Increasing the amount of lutein, a carotenoid, in chile peppers is important because it can replace synthetic yellow colorants and is considered a nutraceutical ingredient in functional foods. A large body of evidence has shown that lutein has several beneficial effects, especially on eye health (Buscemi et al., 2018). For adults older than 65 years living in industrialized countries, age-related macular degeneration is the leading cause of blindness. Lutein is known to improve or even prevent age-related macular disease, which is the leading cause of blindness and vision impairment. Other carotenoids that are beneficial to eye health are provitamin A carotenoids such as β-carotene; however, the body must convert β-carotene to retinol to provide eye health benefits (Johnson, 2002). In contrast, lutein is more bioavailable than β-carotene and is active without further modification by the human body (Johnson, 2002). Sources of lutein are green leafy vegetables, yellow fruits and vegetables, and egg yolks (Johnson, 2002). Furthermore, many studies have reported that lutein may have positive effects on different clinical conditions, thus ameliorating cognitive function, decreasing the risk of cancer, and improving measures of cardiovascular health (Steiner et al., 2018). Lutein carotenoids cannot be synthesized de novo by humans and must be obtained from dietary sources. Given the prevalence of age-related macular degeneration in industrialized countries, such as the United States, and the expected increase in the human population older than 65 years, additional dietary sources of lutein are desired. The widespread popularity of chile pepper in the United States makes it a logical platform to deliver higher amounts of lutein.
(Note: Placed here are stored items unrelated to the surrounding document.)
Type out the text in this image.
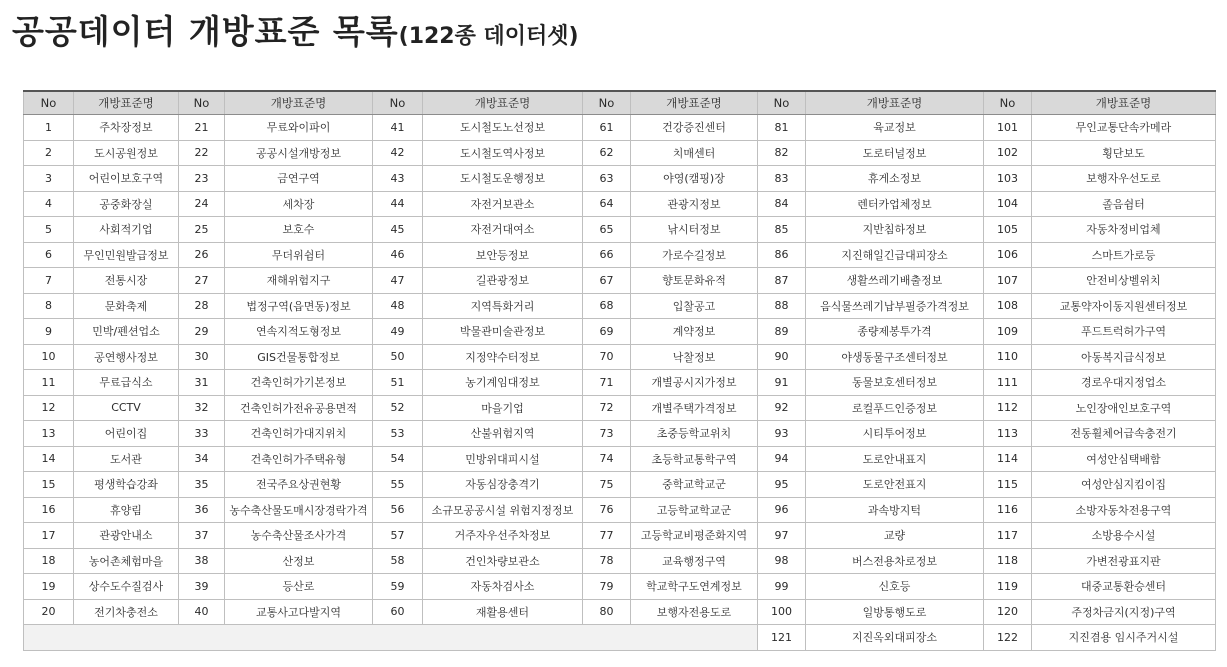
공공데이터 개방표준 목록(122종 데이터셋)
No	개방표준명	No	개방표준명	No	개방표준명	No	개방표준명	No	개방표준명	No	개방표준명
1	주차장정보	21	무료와이파이	41	도시철도노선정보	61	건강증진센터	81	육교정보	101	무인교통단속카메라
2	도시공원정보	22	공공시설개방정보	42	도시철도역사정보	62	치매센터	82	도로터널정보	102	횡단보도
3	어린이보호구역	23	금연구역	43	도시철도운행정보	63	야영(캠핑)장	83	휴게소정보	103	보행자우선도로
4	공중화장실	24	세차장	44	자전거보관소	64	관광지정보	84	렌터카업체정보	104	졸음쉼터
5	사회적기업	25	보호수	45	자전거대여소	65	낚시터정보	85	지반침하정보	105	자동차정비업체
6	무인민원발급정보	26	무더위쉼터	46	보안등정보	66	가로수길정보	86	지진해일긴급대피장소	106	스마트가로등
7	전통시장	27	재해위험지구	47	길관광정보	67	향토문화유적	87	생활쓰레기배출정보	107	안전비상벨위치
8	문화축제	28	법정구역(읍면동)정보	48	지역특화거리	68	입찰공고	88	음식물쓰레기납부필증가격정보	108	교통약자이동지원센터정보
9	민박/펜션업소	29	연속지적도형정보	49	박물관미술관정보	69	계약정보	89	종량제봉투가격	109	푸드트럭허가구역
10	공연행사정보	30	GIS건물통합정보	50	지정약수터정보	70	낙찰정보	90	야생동물구조센터정보	110	아동복지급식정보
11	무료급식소	31	건축인허가기본정보	51	농기계임대정보	71	개별공시지가정보	91	동물보호센터정보	111	경로우대지정업소
12	CCTV	32	건축인허가전유공용면적	52	마을기업	72	개별주택가격정보	92	로컬푸드인증정보	112	노인장애인보호구역
13	어린이집	33	건축인허가대지위치	53	산불위험지역	73	초중등학교위치	93	시티투어정보	113	전동휠체어급속충전기
14	도서관	34	건축인허가주택유형	54	민방위대피시설	74	초등학교통학구역	94	도로안내표지	114	여성안심택배함
15	평생학습강좌	35	전국주요상권현황	55	자동심장충격기	75	중학교학교군	95	도로안전표지	115	여성안심지킴이집
16	휴양림	36	농수축산물도매시장경락가격	56	소규모공공시설 위험지정정보	76	고등학교학교군	96	과속방지턱	116	소방자동차전용구역
17	관광안내소	37	농수축산물조사가격	57	거주자우선주차정보	77	고등학교비평준화지역	97	교량	117	소방용수시설
18	농어촌체험마을	38	산정보	58	건인차량보관소	78	교육행정구역	98	버스전용차로정보	118	가변전광표지판
19	상수도수질검사	39	등산로	59	자동차검사소	79	학교학구도연계정보	99	신호등	119	대중교통환승센터
20	전기차충전소	40	교통사고다발지역	60	재활용센터	80	보행자전용도로	100	일방통행도로	120	주정차금지(지정)구역
								121	지진옥외대피장소	122	지진겸용 임시주거시설
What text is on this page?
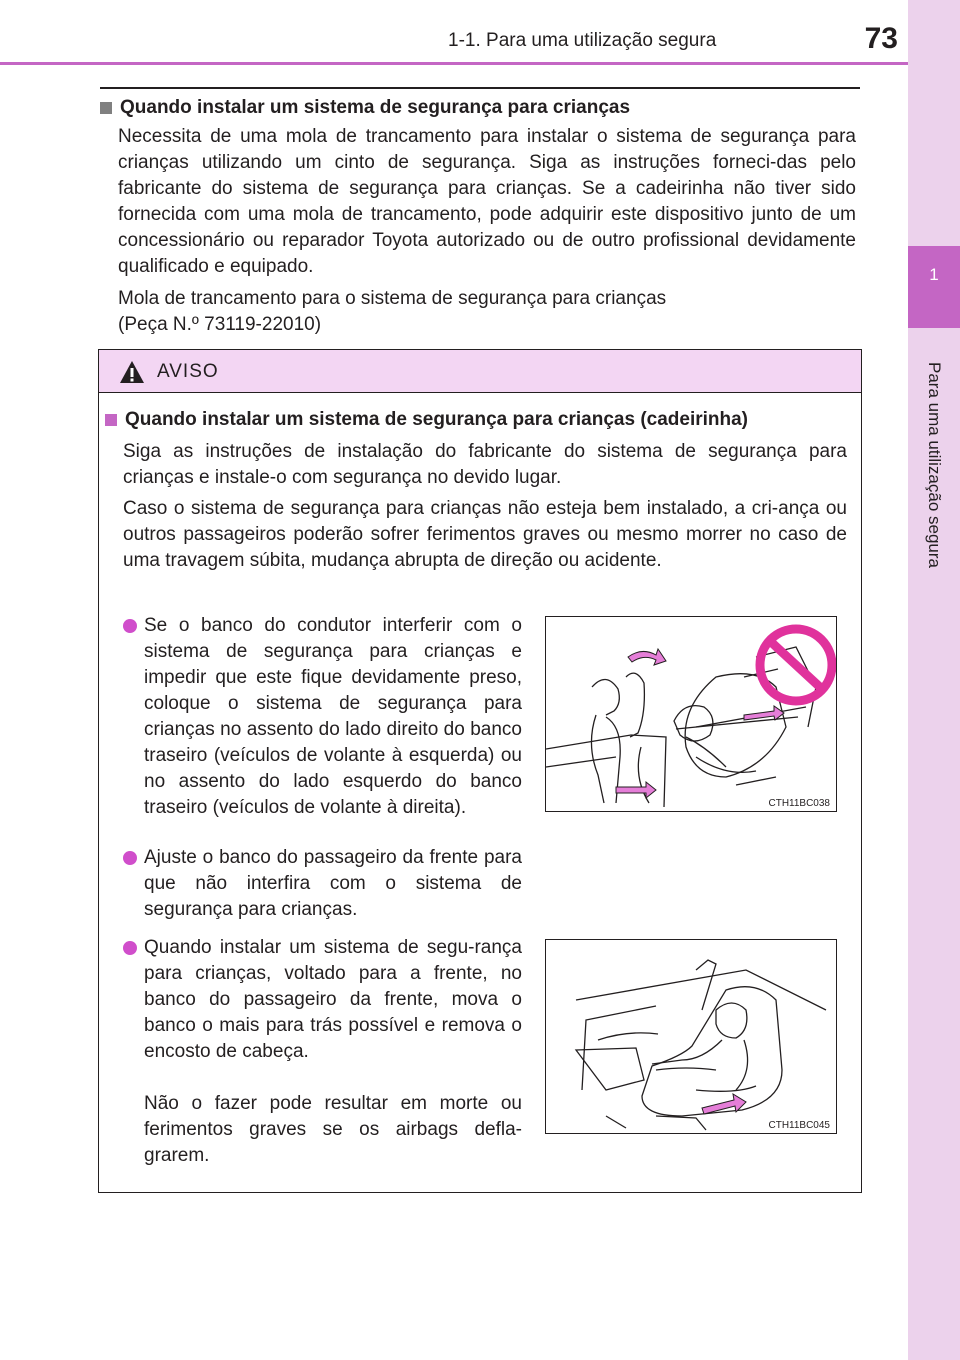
1-1. Para uma utilização segura	73
1
Para uma utilização segura
Quando instalar um sistema de segurança para crianças
Necessita de uma mola de trancamento para instalar o sistema de segurança para crianças utilizando um cinto de segurança. Siga as instruções forneci-das pelo fabricante do sistema de segurança para crianças. Se a cadeirinha não tiver sido fornecida com uma mola de trancamento, pode adquirir este dispositivo junto de um concessionário ou reparador Toyota autorizado ou de outro profissional devidamente qualificado e equipado.
Mola de trancamento para o sistema de segurança para crianças
(Peça N.º 73119-22010)
AVISO
Quando instalar um sistema de segurança para crianças (cadeirinha)
Siga as instruções de instalação do fabricante do sistema de segurança para crianças e instale-o com segurança no devido lugar.
Caso o sistema de segurança para crianças não esteja bem instalado, a cri-ança ou outros passageiros poderão sofrer ferimentos graves ou mesmo morrer no caso de uma travagem súbita, mudança abrupta de direção ou acidente.
Se o banco do condutor interferir com o sistema de segurança para crianças e impedir que este fique devidamente preso, coloque o sistema de segurança para crianças no assento do lado direito do banco traseiro (veículos de volante à esquerda) ou no assento do lado esquerdo do banco traseiro (veículos de volante à direita).
Ajuste o banco do passageiro da frente para que não interfira com o sistema de segurança para crianças.
Quando instalar um sistema de segu-rança para crianças, voltado para a frente, no banco do passageiro da frente, mova o banco o mais para trás possível e remova o encosto de cabeça.
Não o fazer pode resultar em morte ou ferimentos graves se os airbags defla-grarem.
CTH11BC038
CTH11BC045
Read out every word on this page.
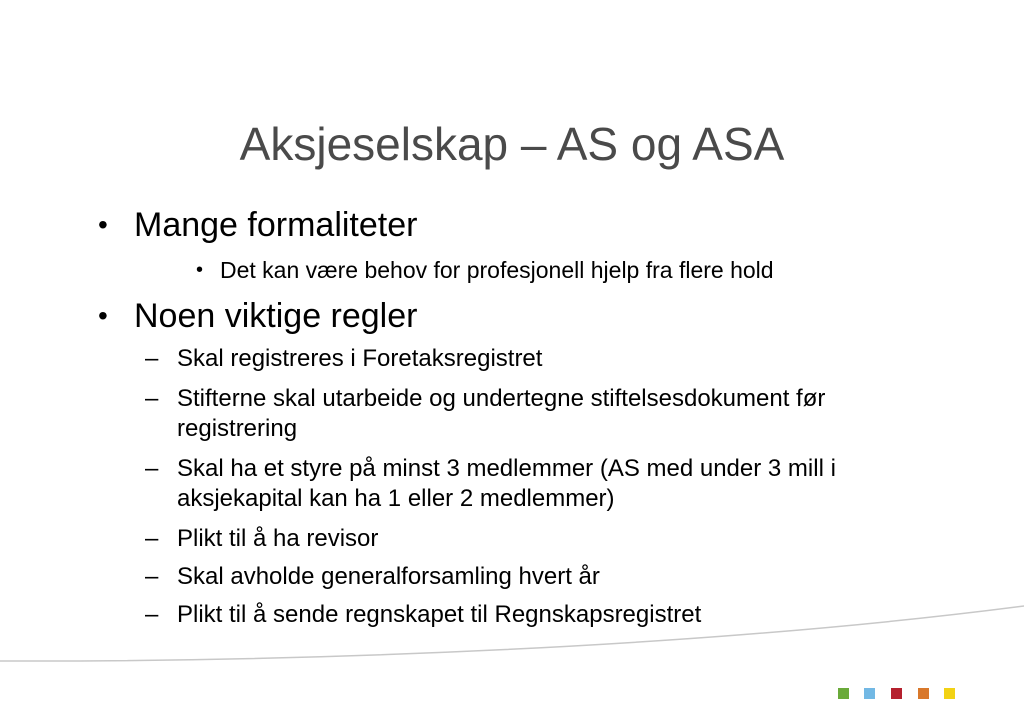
Aksjeselskap – AS og ASA
• Mange formaliteter
• Det kan være behov for profesjonell hjelp fra flere hold
• Noen viktige regler
– Skal registreres i Foretaksregistret
– Stifterne skal utarbeide og undertegne stiftelsesdokument før registrering
– Skal ha et styre på minst 3 medlemmer (AS med under 3 mill i aksjekapital kan ha 1 eller 2 medlemmer)
– Plikt til å ha revisor
– Skal avholde generalforsamling hvert år
– Plikt til å sende regnskapet til Regnskapsregistret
Chile peppers have a germplasm base with considerable genotypic diversity for lutein, making it possible to successfully select higher levels of lutein.
Serrano peppers are becoming more popular with home gardeners and food manufacturers as an ingredient for salsas and pico de gallo. Most commercial serrano cultivars have fruits that turn from green to red. Personal communications with commercial pepper breeders have stated that in their hot pepper breeding programs, the serrano is the second most important for sales after jalapeño, and that more acreage of serrano peppers is being used for growth in the Yuma, AZ, pepper production area (Kurt Nolte, Yuma Cooperative Extension Agent, personal communication). ‘NuMex LotaLutein’, which has fruits that turn from green to yellow, not only provides a colorful option in an ever-expanding horticulture market but also offers a lutein-rich carotenoid profile. In addition, ‘NuMex LotaLutein’ can be used by breeders looking to biofortify other Capsicum species.